『パラサイト』米アカデミー賞4冠も、“キング・オブ・アウトロー”瓜田純士はブッタ斬り!
#インタビュー #瓜田純士 #ポン・ジュノ #パラサイト
”仁義なき殺人”はダメ!
――奥様の感想はいかがでしょう?
瓜田麗子(以下、麗子) グダグダさや強引さは、全然気にならなかった。映画ってそんなもんやと思うから。でも私は、貧乏はいいけど、心の貧乏な人が嫌いなんですよね。この映画に出てくる人たちはモラルがなさすぎて……。ダメさの中に愛とか正義があるならいいけど、最後まで心が貧乏で、誰も幸せになってない。なんて後味の悪い映画なんやろう……と思いました。
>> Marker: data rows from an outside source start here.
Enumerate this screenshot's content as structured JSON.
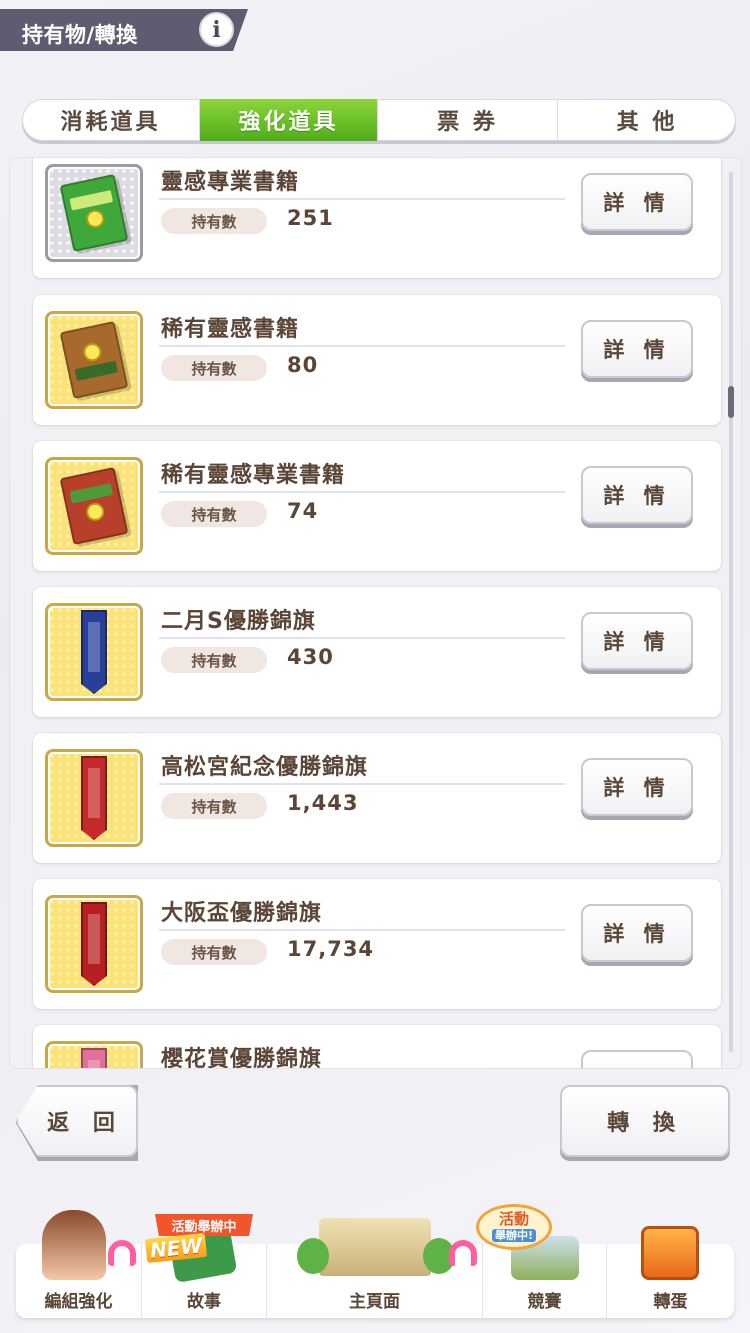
{
  "header": {
    "title": "持有物/轉換",
    "info_icon": "info-icon"
  },
  "tabs": [
    {
      "label": "消耗道具",
      "active": false
    },
    {
      "label": "強化道具",
      "active": true
    },
    {
      "label": "票 券",
      "active": false
    },
    {
      "label": "其 他",
      "active": false
    }
  ],
  "items": [
    {
      "name": "靈感專業書籍",
      "count_label": "持有數",
      "count": "251",
      "detail_label": "詳 情",
      "icon": "green-book-icon"
    },
    {
      "name": "稀有靈感書籍",
      "count_label": "持有數",
      "count": "80",
      "detail_label": "詳 情",
      "icon": "rare-book-icon"
    },
    {
      "name": "稀有靈感專業書籍",
      "count_label": "持有數",
      "count": "74",
      "detail_label": "詳 情",
      "icon": "rare-pro-book-icon"
    },
    {
      "name": "二月S優勝錦旗",
      "count_label": "持有數",
      "count": "430",
      "detail_label": "詳 情",
      "icon": "blue-pennant-icon"
    },
    {
      "name": "高松宮紀念優勝錦旗",
      "count_label": "持有數",
      "count": "1,443",
      "detail_label": "詳 情",
      "icon": "red-pennant-icon"
    },
    {
      "name": "大阪盃優勝錦旗",
      "count_label": "持有數",
      "count": "17,734",
      "detail_label": "詳 情",
      "icon": "red-pennant-icon"
    },
    {
      "name": "櫻花賞優勝錦旗",
      "count_label": "持有數",
      "count": "",
      "detail_label": "",
      "icon": "pink-pennant-icon"
    }
  ],
  "buttons": {
    "back": "返 回",
    "convert": "轉 換"
  },
  "nav": {
    "items": [
      {
        "label": "編組強化"
      },
      {
        "label": "故事"
      },
      {
        "label": "主頁面"
      },
      {
        "label": "競賽"
      },
      {
        "label": "轉蛋"
      }
    ],
    "story_event_badge": "活動舉辦中",
    "story_new_badge": "NEW",
    "race_event_badge_line1": "活動",
    "race_event_badge_line2": "舉辦中!"
  },
  "colors": {
    "active_tab": "#5bb81f",
    "header_bg": "#5d5c70",
    "event_badge": "#f2552a",
    "text_brown": "#5b4537"
  }
}
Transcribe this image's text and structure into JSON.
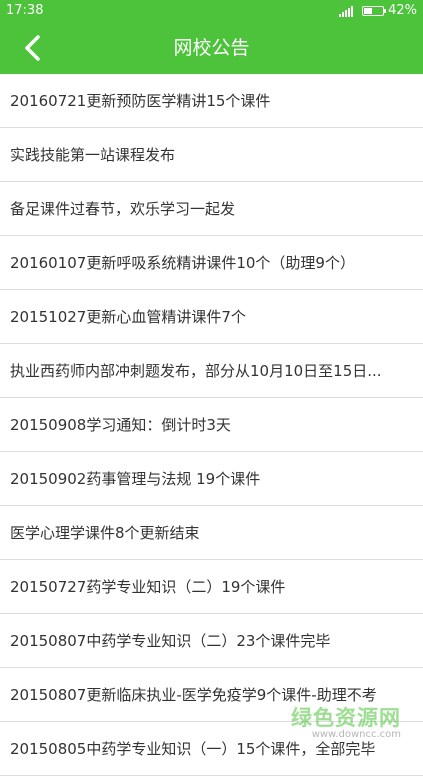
{
  "status_bar": {
    "time": "17:38",
    "battery_text": "42%",
    "battery_level": 0.42
  },
  "header": {
    "title": "网校公告"
  },
  "announcements": [
    "20160721更新预防医学精讲15个课件",
    "实践技能第一站课程发布",
    "备足课件过春节，欢乐学习一起发",
    "20160107更新呼吸系统精讲课件10个（助理9个）",
    "20151027更新心血管精讲课件7个",
    "执业西药师内部冲刺题发布，部分从10月10日至15日...",
    "20150908学习通知：倒计时3天",
    "20150902药事管理与法规 19个课件",
    "医学心理学课件8个更新结束",
    "20150727药学专业知识（二）19个课件",
    "20150807中药学专业知识（二）23个课件完毕",
    "20150807更新临床执业-医学免疫学9个课件-助理不考",
    "20150805中药学专业知识（一）15个课件，全部完毕"
  ],
  "watermark": {
    "text": "绿色资源网",
    "sub": "www.downcc.com"
  },
  "colors": {
    "brand": "#4cc33b",
    "divider": "#dddddd",
    "text": "#333333"
  }
}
純士 嫁の言うとおりですよ。貧乏一家が実はハートフルだった、とかの救いがあればOKなんです。で、たとえば金持ち一家が事業でヘタを打って、そこに水害まで起きて、あのお屋敷が崩壊するほどの打撃を受けたときに、貧乏一家が「今まで世話になったんだから」と一念発起し、すべてのウソを打ち明けた上、金持ち一家のピンチを救ってあげるとかのストーリーだったらまだよかったけど、最後まで闇の部分で引っ張っちゃったから、きつかったな。
この監督は本当に、何を描きたかったんだろう? 貧乏一家の中で、比較的良心的と思えた人物が、真っ先にああいう目に遭っちゃうところもワケがわからない。こんな意地汚い発想で、よくカンヌを獲れたなぁ……。理解に苦しむわ。
麗子 強いてこの映画から教訓を見いだすのであれば、やっぱ「心の貧乏な人は幸せになれへん」ってことかな。
純士 でもそれを言うなら、あの人やこの人が、なんであんな目に遭うわけ? クズが全滅するのは構わないけど、そのほかの人々にはたいして罪がなかったじゃん。そんな話からは、教訓なんて何も得られないよ。この映画から唯一学んだことといえば、「愛撫は時計回りがいい」ってことぐらいかな。
麗子 まあ、「予想を裏切られた」という意味ではショッキングな映画ではあったな。韓国版の『万引き家族』みたいな作品なんかな? と思って見始めたけど、純士の言うとおり実態はB級映画やったな。
個人的によかったんは、「純士がこの映画を受け入れなかった」ってことやな。ひょっとしたら「面白い」言うんちゃうかな? って不安やってん。だって純士は、『友へ チング』とか好きやん? ちょっと病んでるやつ。
純士 病んでるけど、あれは人を殺すのにも理由というか大義があった。俺、“仁義なき殺人”はダメだと思ってるの。映画においては。
麗子 でも、『ジョーカー』では感動しとったやん?
純士 あれにはちゃんと、彼なりの大義みたいなもんがあったじゃん。北野武監督の『アウトレイジ』も、1作目と2作目には、自分なりの仁義を貫くストーリーがあった。でも、3作目の最終章はなんでもありって感じで、あまり好きにはなれなかった。なんでもかんでも「この野郎! バキューン!」で通用するならストーリーもクソもねえだろ、と。あんだけ人を殺して、自分まで殺すのはずるい。人の命や尊厳を舐めすぎだろ、と思ったんですよ。今日見た『パラサイト』にも、同様のいら立ちを感じました。